Интересно, куда я двигаюсь по его схеме? Свободно падаю или принудительно возношусь к вершинам — куда собственно направлен вектор моей конвертной деятельности? И понимает ли он, что верх и низ — относительны, что скатерть-самобранка и бесплатные путевки — вещи того же ряда, что и фимиамный дымок?
Я устал. Игорь тоже выдохся, но никуда не спешит. Пьем кофе с рижским бальзамом. По-моему, он не прочь здесь остаться. Но где его уложить? Да и заведется с утра на свежую голову, ну его к дьяволу. А я хотел бы встать пораньше и взяться за работу. Пора. Уже третью неделю собираюсь. Надо приступить хотя бы с завтрашнего утра. Воскресение мое начнется в воскресенье (каламбур!). Выжидательно смотрю на Игоря. Он снова краснеет, и словно тройной прыжок с места:
— Слушай, Эдик, такое дело…
Я не слушаю, иду к столу, достаю полусотенную бумажку и протягиваю Игорю. Он краснеет еще сильней, но берет.
— Когда будет, отдашь, — говорю как можно бодрей.
Игорь удивлен — моим новым свитером, бальзамом, свободно выданной банкнотой. В его сознании я соскальзываю со своего раз и навсегда предписанного места. Не уверен, что ему снова захочется читать здесь свои стихи.

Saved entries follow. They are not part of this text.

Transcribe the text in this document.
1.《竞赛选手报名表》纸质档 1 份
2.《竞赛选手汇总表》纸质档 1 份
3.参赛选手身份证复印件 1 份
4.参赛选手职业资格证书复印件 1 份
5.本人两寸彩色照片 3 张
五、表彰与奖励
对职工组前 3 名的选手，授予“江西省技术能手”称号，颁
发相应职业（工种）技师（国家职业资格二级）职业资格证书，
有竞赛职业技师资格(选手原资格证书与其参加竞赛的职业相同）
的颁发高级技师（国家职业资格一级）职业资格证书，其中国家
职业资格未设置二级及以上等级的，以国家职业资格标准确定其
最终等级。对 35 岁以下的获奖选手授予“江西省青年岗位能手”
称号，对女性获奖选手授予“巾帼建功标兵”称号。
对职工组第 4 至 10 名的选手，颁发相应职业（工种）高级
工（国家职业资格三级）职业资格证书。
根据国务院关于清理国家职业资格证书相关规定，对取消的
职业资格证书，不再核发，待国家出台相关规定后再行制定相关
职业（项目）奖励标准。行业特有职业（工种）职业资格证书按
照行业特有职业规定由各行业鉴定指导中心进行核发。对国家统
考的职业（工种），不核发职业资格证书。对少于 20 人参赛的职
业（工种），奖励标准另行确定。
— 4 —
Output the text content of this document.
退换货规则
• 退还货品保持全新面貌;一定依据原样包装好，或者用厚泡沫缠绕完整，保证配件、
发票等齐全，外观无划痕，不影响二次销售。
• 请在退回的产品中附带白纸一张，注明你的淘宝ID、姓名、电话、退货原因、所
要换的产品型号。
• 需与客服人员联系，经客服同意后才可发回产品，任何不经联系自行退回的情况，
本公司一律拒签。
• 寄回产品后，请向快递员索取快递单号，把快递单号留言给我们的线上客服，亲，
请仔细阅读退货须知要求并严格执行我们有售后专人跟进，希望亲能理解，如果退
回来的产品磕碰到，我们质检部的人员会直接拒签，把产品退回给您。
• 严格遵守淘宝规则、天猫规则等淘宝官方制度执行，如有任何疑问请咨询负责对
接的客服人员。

Он благодарит, занудливо врет про какой-то костюмчик для сына — всю детскую экипировку, конечно же, покупает мадам Рокотова. Но зато он исчезает минут через пять.

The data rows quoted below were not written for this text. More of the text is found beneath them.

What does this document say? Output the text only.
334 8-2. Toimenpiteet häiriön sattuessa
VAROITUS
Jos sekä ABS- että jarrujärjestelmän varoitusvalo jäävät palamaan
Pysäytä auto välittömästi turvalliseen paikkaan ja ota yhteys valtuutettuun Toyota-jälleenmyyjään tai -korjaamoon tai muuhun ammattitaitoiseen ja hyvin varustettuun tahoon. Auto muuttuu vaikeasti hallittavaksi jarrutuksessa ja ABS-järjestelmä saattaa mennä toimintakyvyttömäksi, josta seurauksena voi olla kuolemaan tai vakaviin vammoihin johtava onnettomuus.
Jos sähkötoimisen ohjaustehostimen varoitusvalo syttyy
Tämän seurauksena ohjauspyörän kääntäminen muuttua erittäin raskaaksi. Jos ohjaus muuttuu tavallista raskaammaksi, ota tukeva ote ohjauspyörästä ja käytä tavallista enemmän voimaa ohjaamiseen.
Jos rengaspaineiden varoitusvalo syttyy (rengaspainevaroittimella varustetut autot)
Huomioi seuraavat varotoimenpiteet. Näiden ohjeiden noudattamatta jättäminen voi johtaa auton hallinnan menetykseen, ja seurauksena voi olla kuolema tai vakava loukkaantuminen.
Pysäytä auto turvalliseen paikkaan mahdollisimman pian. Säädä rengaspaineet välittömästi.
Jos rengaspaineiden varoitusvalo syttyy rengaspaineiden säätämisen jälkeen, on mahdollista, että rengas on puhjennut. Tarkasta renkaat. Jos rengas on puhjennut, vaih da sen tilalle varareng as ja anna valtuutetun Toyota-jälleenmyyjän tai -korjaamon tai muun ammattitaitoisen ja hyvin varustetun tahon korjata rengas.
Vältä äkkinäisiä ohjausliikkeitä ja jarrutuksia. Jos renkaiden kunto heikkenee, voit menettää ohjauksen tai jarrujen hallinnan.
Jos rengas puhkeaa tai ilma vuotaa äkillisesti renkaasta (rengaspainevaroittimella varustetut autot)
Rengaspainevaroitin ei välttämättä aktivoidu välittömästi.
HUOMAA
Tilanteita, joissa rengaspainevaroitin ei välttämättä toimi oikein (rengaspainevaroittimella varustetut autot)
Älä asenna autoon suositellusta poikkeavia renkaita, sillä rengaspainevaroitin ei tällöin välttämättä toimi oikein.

Открываю форточку. Холодный, но уже весенний воздух врывается в комнату. И в самом деле, весна.
На улице темно. Светятся только два окна в доме напротив.

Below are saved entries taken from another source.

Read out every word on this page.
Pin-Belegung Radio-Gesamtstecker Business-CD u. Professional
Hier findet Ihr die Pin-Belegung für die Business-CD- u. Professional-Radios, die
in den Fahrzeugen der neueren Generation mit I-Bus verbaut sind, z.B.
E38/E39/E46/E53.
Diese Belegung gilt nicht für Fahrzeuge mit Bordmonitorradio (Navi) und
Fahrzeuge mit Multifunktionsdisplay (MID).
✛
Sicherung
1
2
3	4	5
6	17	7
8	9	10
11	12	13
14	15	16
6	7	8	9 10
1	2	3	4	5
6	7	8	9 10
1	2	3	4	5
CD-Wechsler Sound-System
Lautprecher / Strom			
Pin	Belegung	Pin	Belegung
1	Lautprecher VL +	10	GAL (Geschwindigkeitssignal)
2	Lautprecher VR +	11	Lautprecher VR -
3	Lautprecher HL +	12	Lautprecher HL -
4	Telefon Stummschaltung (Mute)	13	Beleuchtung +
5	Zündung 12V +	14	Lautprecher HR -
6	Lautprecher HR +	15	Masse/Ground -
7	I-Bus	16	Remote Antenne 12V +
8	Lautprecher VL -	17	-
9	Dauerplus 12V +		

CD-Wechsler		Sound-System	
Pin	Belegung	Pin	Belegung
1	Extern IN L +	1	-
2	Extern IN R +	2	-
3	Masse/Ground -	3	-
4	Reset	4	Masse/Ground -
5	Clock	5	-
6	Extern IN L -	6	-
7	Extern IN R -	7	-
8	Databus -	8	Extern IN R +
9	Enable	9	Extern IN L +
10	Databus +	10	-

Так куда же я лечу? Наверняка в какую-нибудь щель, не обнаруженную Игорем в его философских упражнениях. Забавно попасть в философскую щель без тяги к перу и с распахнутыми органами чувств.
В одном из окон наблюдаю натуральную семейную сцену. Он в костюме, видно, вот-вот пришел. Она в незастегнутом халатике. Резкий разговор, назревает скандал. Даже на таком расстоянии чувствуется, что слова жесткие, тяжелые, куда тяжелей столовых тарелок. Лица все сильней искажаются от злости. Лучше бы обменялись пощечинами. По-моему, она уже плачет…
В другом окошке — чаепитие у молодоженов. Чай с поцелуями в полвторого ночи. Влюбленные связывающие взгляды. Прекрасная пора. Совсем недавно они отгремели оркестриком на козырьке подъезда, разноцветными шарами и лентами на дверцах такси. Она разбрасывала конфеты, купаясь в волнах музыки и ребячьего визга, воздушные шарики лопались, он смущался, не знал, куда себя деть.
Перемещаю взгляд по диагонали. Он уже без пиджака, галстук сбился на бок. Размахивает руками, кричит, может быть, убеждает в чем-то. Она закрыла лицо, плачет, видно, как вздрагивают круглые плечи. Ну их…
Снова к молодоженам. Целуются, черти. Потом гасят свет. Завидки берут.
Да что я — с ума сошел, что ли! Но трубку снимает именно Наташа.
— Ты очень рано звонишь… Нет, не сплю… Читала… Хорошо…
Боже мой, я действительно тебя обожаю, милая Натали. Неужели ты приедешь? Срочная уборка. Ура!
— Что с тобой? — спрашивает Наташа.
Она стоит у входа. Пальто расстегнуто, волосы рассыпались, длинные пальцы комкают берет.
— Я очень испугалась, — говорит Наташа. — Что с тобой?